Saturday, April 27, 2002

Bush's domestic politics and the pro-Israeli tilt


How are Americans to understand President Bush's kowtowing to Israeli Prime Minister Ariel Sharon?

Told to withdraw Israeli forces from the West Bank "without delay," Sharon refused. As Israel reduced the Jenin refugee camp to rubble using U.S.-supplied arms, Bush praised him as a "man of peace." The man of peace now wants to dictate the composition of a U.N. fact-finding mission, approved with U.S. support, into Jenin.

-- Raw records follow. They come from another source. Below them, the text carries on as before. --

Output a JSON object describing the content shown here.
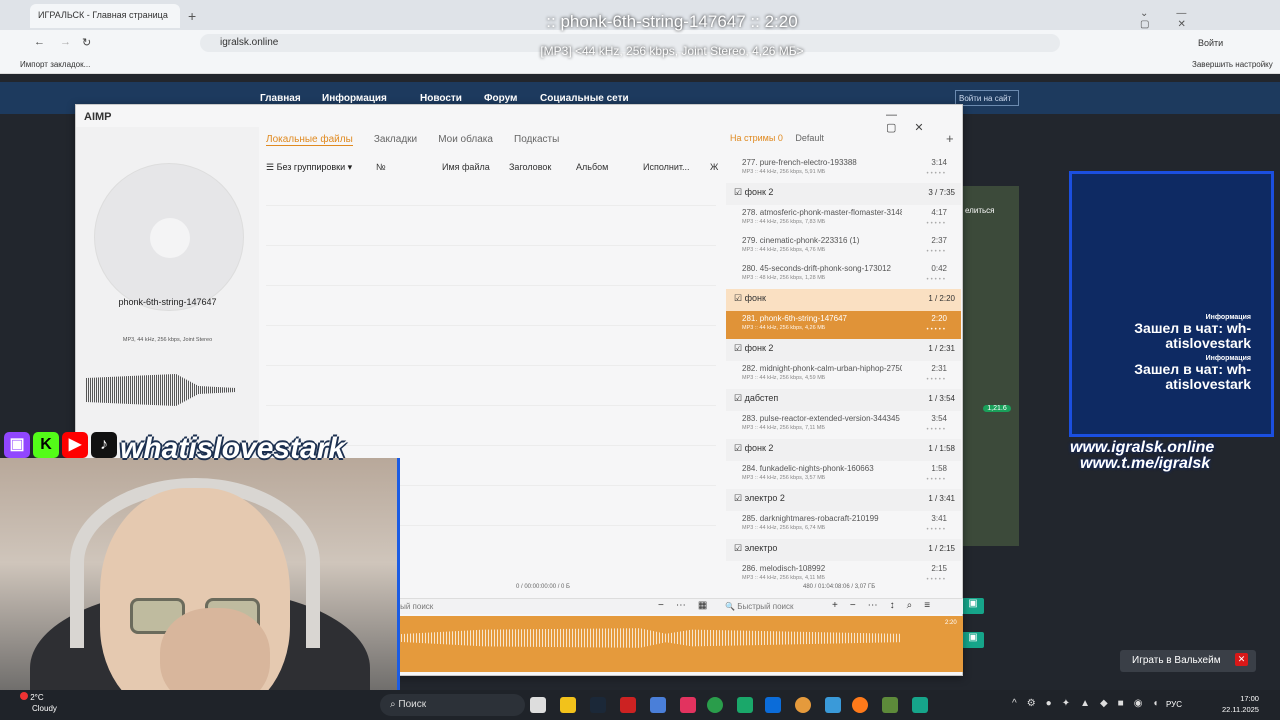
{
  "browser": {
    "tab_title": "ИГРАЛЬСК - Главная страница",
    "url": "igralsk.online",
    "bookmark": "Импорт закладок...",
    "profile": "Войти",
    "finish_setup": "Завершить настройку"
  },
  "overlay": {
    "track_title": ":: phonk-6th-string-147647 :: 2:20",
    "track_info": "[MP3] <44 kHz, 256 kbps, Joint Stereo, 4,26 МБ>"
  },
  "site": {
    "nav": [
      "Главная",
      "Информация",
      "Новости",
      "Форум",
      "Социальные сети"
    ],
    "login": "Войти на сайт"
  },
  "aimp": {
    "logo": "AIMP",
    "album_name": "phonk-6th-string-147647",
    "format": "MP3, 44 kHz, 256 kbps, Joint Stereo",
    "tabs": [
      "Локальные файлы",
      "Закладки",
      "Мои облака",
      "Подкасты"
    ],
    "grouping": "Без группировки",
    "columns": [
      "№",
      "Имя файла",
      "Заголовок",
      "Альбом",
      "Исполнит...",
      "Ж"
    ],
    "playlist_tabs": [
      "На стримы 0",
      "Default"
    ],
    "status_left": "0 / 00:00:00:00 / 0 Б",
    "status_right": "480 / 01:04:08:06 / 3,07 ГБ",
    "quick_search_left": "стрый поиск",
    "quick_search_right": "Быстрый поиск",
    "elapsed": "2:20"
  },
  "playlist": [
    {
      "kind": "track",
      "title": "277. pure-french-electro-193388",
      "meta": "MP3 :: 44 kHz, 256 kbps, 5,91 МБ",
      "dur": "3:14"
    },
    {
      "kind": "group",
      "name": "фонк 2",
      "info": "3 / 7:35"
    },
    {
      "kind": "track",
      "title": "278. atmosferic-phonk-master-flomaster-314851",
      "meta": "MP3 :: 44 kHz, 256 kbps, 7,83 МБ",
      "dur": "4:17"
    },
    {
      "kind": "track",
      "title": "279. cinematic-phonk-223316 (1)",
      "meta": "MP3 :: 44 kHz, 256 kbps, 4,76 МБ",
      "dur": "2:37"
    },
    {
      "kind": "track",
      "title": "280. 45-seconds-drift-phonk-song-173012",
      "meta": "MP3 :: 48 kHz, 256 kbps, 1,28 МБ",
      "dur": "0:42"
    },
    {
      "kind": "group",
      "name": "фонк",
      "info": "1 / 2:20",
      "hot": true
    },
    {
      "kind": "track",
      "title": "281. phonk-6th-string-147647",
      "meta": "MP3 :: 44 kHz, 256 kbps, 4,26 МБ",
      "dur": "2:20",
      "selected": true
    },
    {
      "kind": "group",
      "name": "фонк 2",
      "info": "1 / 2:31"
    },
    {
      "kind": "track",
      "title": "282. midnight-phonk-calm-urban-hiphop-275054",
      "meta": "MP3 :: 44 kHz, 256 kbps, 4,59 МБ",
      "dur": "2:31"
    },
    {
      "kind": "group",
      "name": "дабстеп",
      "info": "1 / 3:54"
    },
    {
      "kind": "track",
      "title": "283. pulse-reactor-extended-version-344345",
      "meta": "MP3 :: 44 kHz, 256 kbps, 7,11 МБ",
      "dur": "3:54"
    },
    {
      "kind": "group",
      "name": "фонк 2",
      "info": "1 / 1:58"
    },
    {
      "kind": "track",
      "title": "284. funkadelic-nights-phonk-160663",
      "meta": "MP3 :: 44 kHz, 256 kbps, 3,57 МБ",
      "dur": "1:58"
    },
    {
      "kind": "group",
      "name": "электро 2",
      "info": "1 / 3:41"
    },
    {
      "kind": "track",
      "title": "285. darknightmares-robacraft-210199",
      "meta": "MP3 :: 44 kHz, 256 kbps, 6,74 МБ",
      "dur": "3:41"
    },
    {
      "kind": "group",
      "name": "электро",
      "info": "1 / 2:15"
    },
    {
      "kind": "track",
      "title": "286. melodisch-108992",
      "meta": "MP3 :: 44 kHz, 256 kbps, 4,11 МБ",
      "dur": "2:15"
    }
  ],
  "chat": {
    "label1": "Информация",
    "msg1": "Зашел в чат: wh-atislovestark",
    "label2": "Информация",
    "msg2": "Зашел в чат: wh-atislovestark"
  },
  "promo": {
    "line1": "www.igralsk.online",
    "line2": "www.t.me/igralsk"
  },
  "game_text": "елиться",
  "game_badge": "1,21.6",
  "stream_brand": "whatislovestark",
  "valheim_button": "Играть в Вальхейм",
  "valheim_close": "✕",
  "taskbar": {
    "weather_temp": "2°C",
    "weather": "Cloudy",
    "search": "Поиск",
    "lang": "РУС",
    "time": "17:00",
    "date": "22.11.2025"
  },
  "colors": {
    "accent": "#e59a3c",
    "blue_frame": "#1b4fe0"
  }
}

As former President Carter pointed out Sunday, presidents don't just spin their wheels. Presidents have power levers. In the case of Israel, said Carter, the levers are two: We provide $10 million per day in aid to Israel; we supply Israel weapons for defensive purposes only, not for attacks on refugees.

Bush is having a rocky time. He rides high approval ratings because of Sept. 11, but faced with the complexity of Middle East politics, he is at sea. A man of domestic politics, he founders in the world arena, where America has the reputation of being a superpower.

Bush's instinct from the beginning was to pull back from world affairs. Just as he would be the anti-Clinton, he would be the anti-Bush I. Those two presidents were too involved in the world, too busy with alliances, agencies, treaties and all those things that tie a good Texan down.